Björn Hartmann spoke about his system, which I thought was very complete and impressive. His talk “Reflective Physical Prototyping through Integrated Design, Test, and Analysis” was about a toolkit called d.tools that assisted prototyping in iterative design. D.tools included a set of interaction techniques and architectural features that support early-stage prototyping, an extensible architecture for physical interfaces, and an integration of design, testing, and analysis for information appliances. The interesting aspect of this last point was that d.tools recorded a video of the participant interacting with the prototype and recorded interaction events in order to structure the video.

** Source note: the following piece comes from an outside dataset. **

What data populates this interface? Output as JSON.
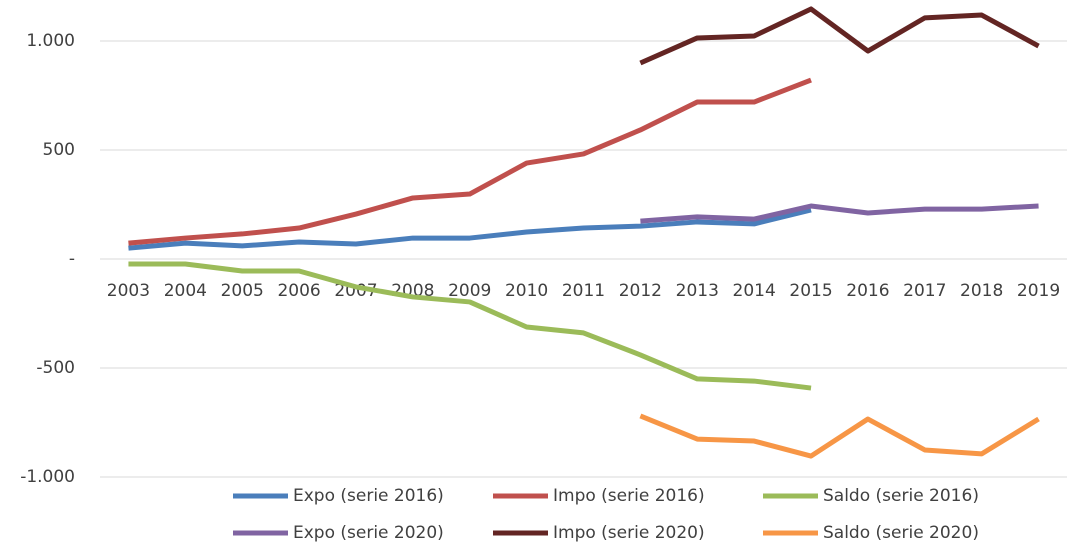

In his presentation titled “User Interface Façades: Towards Fully Adaptable User Interfaces”, Wolfgang Stuerzlinger made the observation that people only use a small subset of interface functions at a time. He demonstrated an interesting system that allowed users to personalize their interfaces through simple “copying and pasting” screen regions that not only copied the visual appearance of the regions, but also the interactive aspects of those regions. By selecting and then drag-and-dropping those elements in a direct manipulation fashion, new interfaces could be created and configured.
Banquet at Castle of Chillon
The conference banquet was held in Castle of Chillon on the evening of Tuesday, October 17th. The castle sat on the edge of Lake Geneva and was complete with 25 building units, ever-ascending towers, and even dungeons in the basement. We were given the opportunity to explore the castle before dinner. The castle was dimly lit, creating a spooky but exciting atmosphere.

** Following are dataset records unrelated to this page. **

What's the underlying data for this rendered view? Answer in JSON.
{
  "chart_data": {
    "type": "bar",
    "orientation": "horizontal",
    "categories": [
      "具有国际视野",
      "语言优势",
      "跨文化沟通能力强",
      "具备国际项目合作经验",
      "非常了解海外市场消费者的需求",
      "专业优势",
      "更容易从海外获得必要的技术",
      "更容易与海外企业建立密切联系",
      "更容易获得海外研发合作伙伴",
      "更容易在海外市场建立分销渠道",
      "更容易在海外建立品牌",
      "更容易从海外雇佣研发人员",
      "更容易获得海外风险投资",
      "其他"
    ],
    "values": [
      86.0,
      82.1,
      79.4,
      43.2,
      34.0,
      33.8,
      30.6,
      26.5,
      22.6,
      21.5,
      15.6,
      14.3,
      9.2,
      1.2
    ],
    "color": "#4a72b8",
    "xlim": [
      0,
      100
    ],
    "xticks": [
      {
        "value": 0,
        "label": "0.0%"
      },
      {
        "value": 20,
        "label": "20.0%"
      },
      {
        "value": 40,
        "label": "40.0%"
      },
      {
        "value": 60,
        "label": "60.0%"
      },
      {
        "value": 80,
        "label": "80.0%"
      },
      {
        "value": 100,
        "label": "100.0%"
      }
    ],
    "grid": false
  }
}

Castle of Chillon in the evening
Our dinner was elaborate and delicious. We ate our meals in a banquet hall, lit with candles and the fireplace. Near the end of dinner, Dan Olsen brought to our attention that it was Johnny Lee’s birthday so the entire hall chimed in to sing happy birthday to him. Johnny was a good sport, humorously thanking everyone at the end of the song for coming all the way to Switzerland to celebrate his birthday.

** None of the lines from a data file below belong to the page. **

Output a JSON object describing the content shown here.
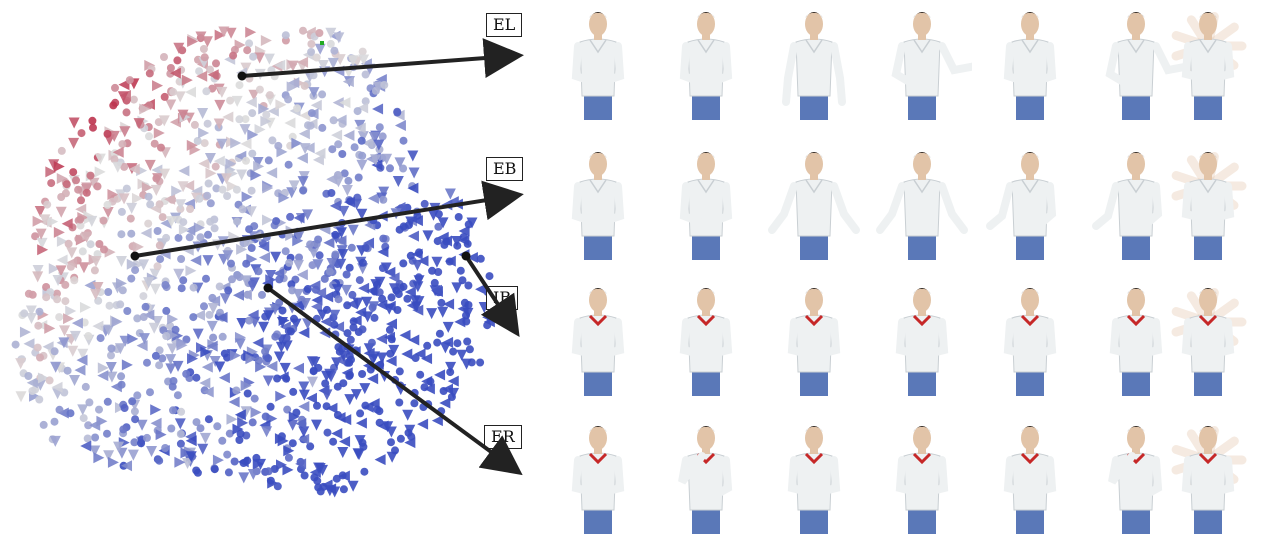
{
  "labels": {
    "el": "EL",
    "eb": "EB",
    "ib": "IB",
    "er": "ER"
  },
  "colors": {
    "cool_end": "#3a4cc0",
    "mid": "#dcdcdc",
    "warm_end": "#b40426",
    "marker_green": "#22aa22",
    "arrow": "#222222"
  },
  "rows": [
    {
      "label_ref": "el",
      "shirt": "vneck",
      "frames": [
        "neutral",
        "low-hands",
        "arms-down",
        "arm-out-left",
        "neutral",
        "arm-out-left",
        "blur"
      ]
    },
    {
      "label_ref": "eb",
      "shirt": "vneck",
      "frames": [
        "neutral",
        "low-hands",
        "arms-spread",
        "arms-spread",
        "right-hand-out",
        "right-hand-out",
        "blur"
      ]
    },
    {
      "label_ref": "ib",
      "shirt": "redcollar",
      "frames": [
        "crossed",
        "crossed",
        "crossed",
        "crossed",
        "crossed",
        "crossed",
        "blur"
      ]
    },
    {
      "label_ref": "er",
      "shirt": "redcollar",
      "frames": [
        "crossed",
        "hand-chin",
        "crossed",
        "crossed",
        "crossed",
        "hand-chin",
        "blur"
      ]
    }
  ]
}
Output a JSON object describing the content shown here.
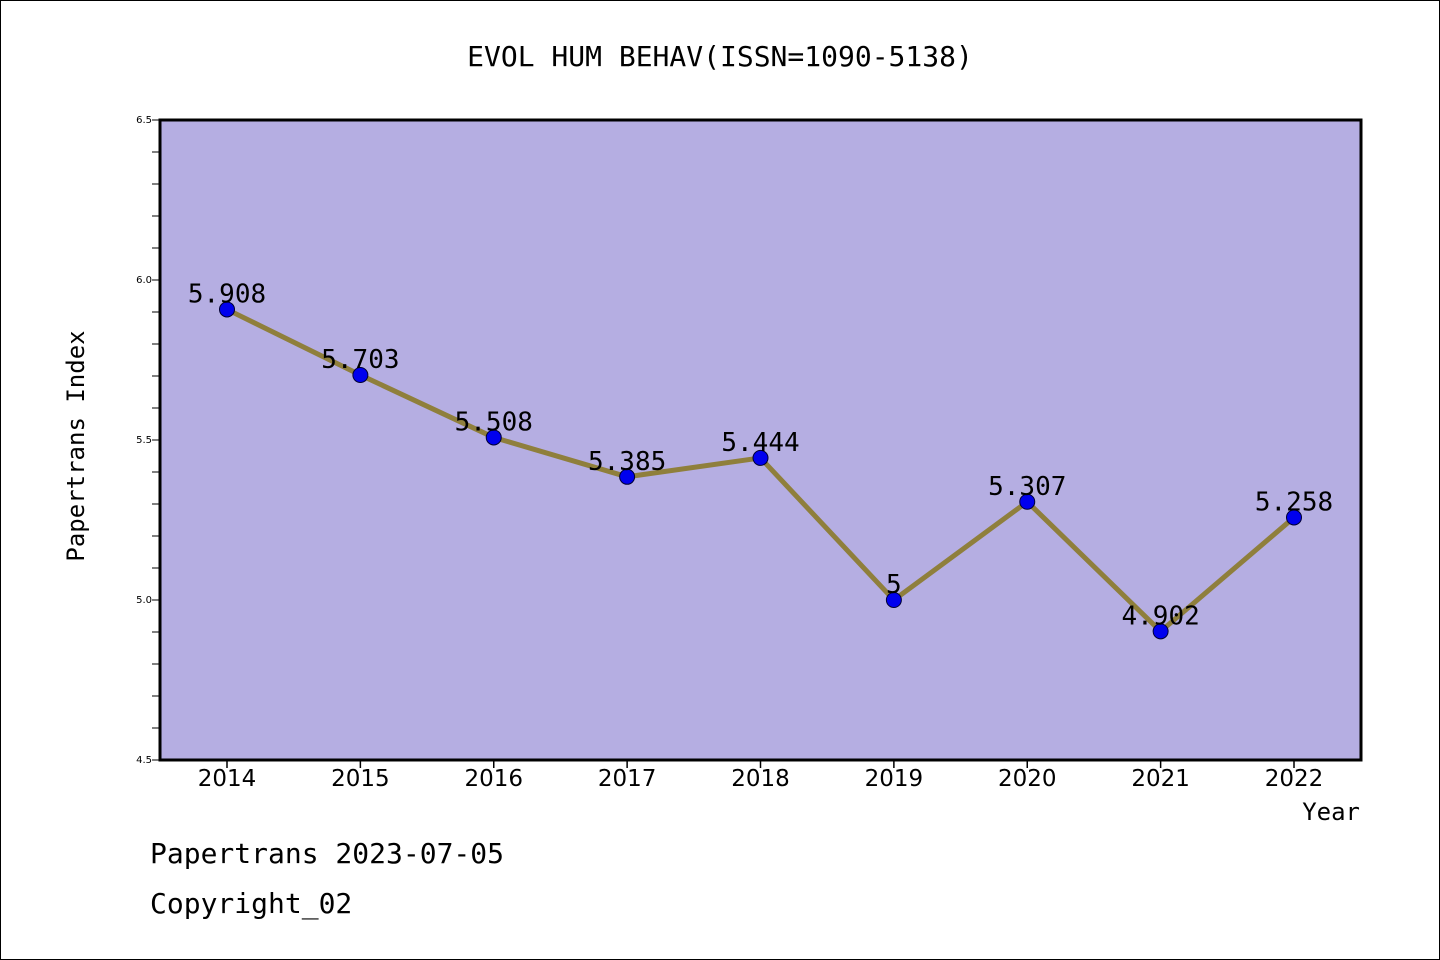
{
  "chart_data": {
    "type": "line",
    "title": "EVOL HUM BEHAV(ISSN=1090-5138)",
    "xlabel": "Year",
    "ylabel": "Papertrans Index",
    "x": [
      "2014",
      "2015",
      "2016",
      "2017",
      "2018",
      "2019",
      "2020",
      "2021",
      "2022"
    ],
    "values": [
      5.908,
      5.703,
      5.508,
      5.385,
      5.444,
      5,
      5.307,
      4.902,
      5.258
    ],
    "data_labels": [
      "5.908",
      "5.703",
      "5.508",
      "5.385",
      "5.444",
      "5",
      "5.307",
      "4.902",
      "5.258"
    ],
    "ylim": [
      4.5,
      6.5
    ],
    "yticks": [
      "4.5",
      "5.0",
      "5.5",
      "6.0",
      "6.5"
    ],
    "grid": false,
    "colors": {
      "plot_background": "#b5aee2",
      "line": "#8f7f3c",
      "marker": "#0000ee"
    }
  },
  "footer": {
    "line1": "Papertrans 2023-07-05",
    "line2": "Copyright_02"
  }
}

The banquet at the castle dining hall
In the closing remarks, a number of awards were given out:
- Best Student Paper Honorable Mention was awarded to Mira Dontcheva, Steven Drucker, Geraldine Wade, David Salesin,
and Michael Cohen for their paper
Summarizing Personal Web
- Best Student Paper Award was awarded to Anastasia Bezeranios, Pierre Dragicevic, and Ravin
Balakrishnan for their paper
Mnemonic Rendering: An
Image-Based Approach for Exposing Hidden Changes in Dynamic Displays
- Best Paper Award went to Björn Hartmann, Scott Klemmer, Michael Bernstein, Leith Abdulla, Brandon
Burr, Avi Robinson-Mosher, and Jennifer Gee for their paper
Prototyping through Integrated Design, Test, and Analysis
- Finally, the Lasting Impact Award was given to the paper
The information grid: a
framework for information retrieval and retrieval-centered applications, published in UIST 92 by Ramana Rao, Stuart Card, Herbert Jellinek, Jock
Mackinlay, and George Robertson.
After the closing remarks at the conference, I grabbed my bags and prepared to leave. It was on my way back to the train station that I happened to pass by a pharmacy. A vivid image of a sign flashed in my mind, but instead of it pointing me in the direction of the closest available pharmacy, I imagine it directing me to the next UIST conference. It will be UIST’s 20th anniversary, which is an amazing achievement. I, for one, will be looking forward to the celebrations in October 2007 -- see you in Newport, Rhode Island where the fairy tale will continue!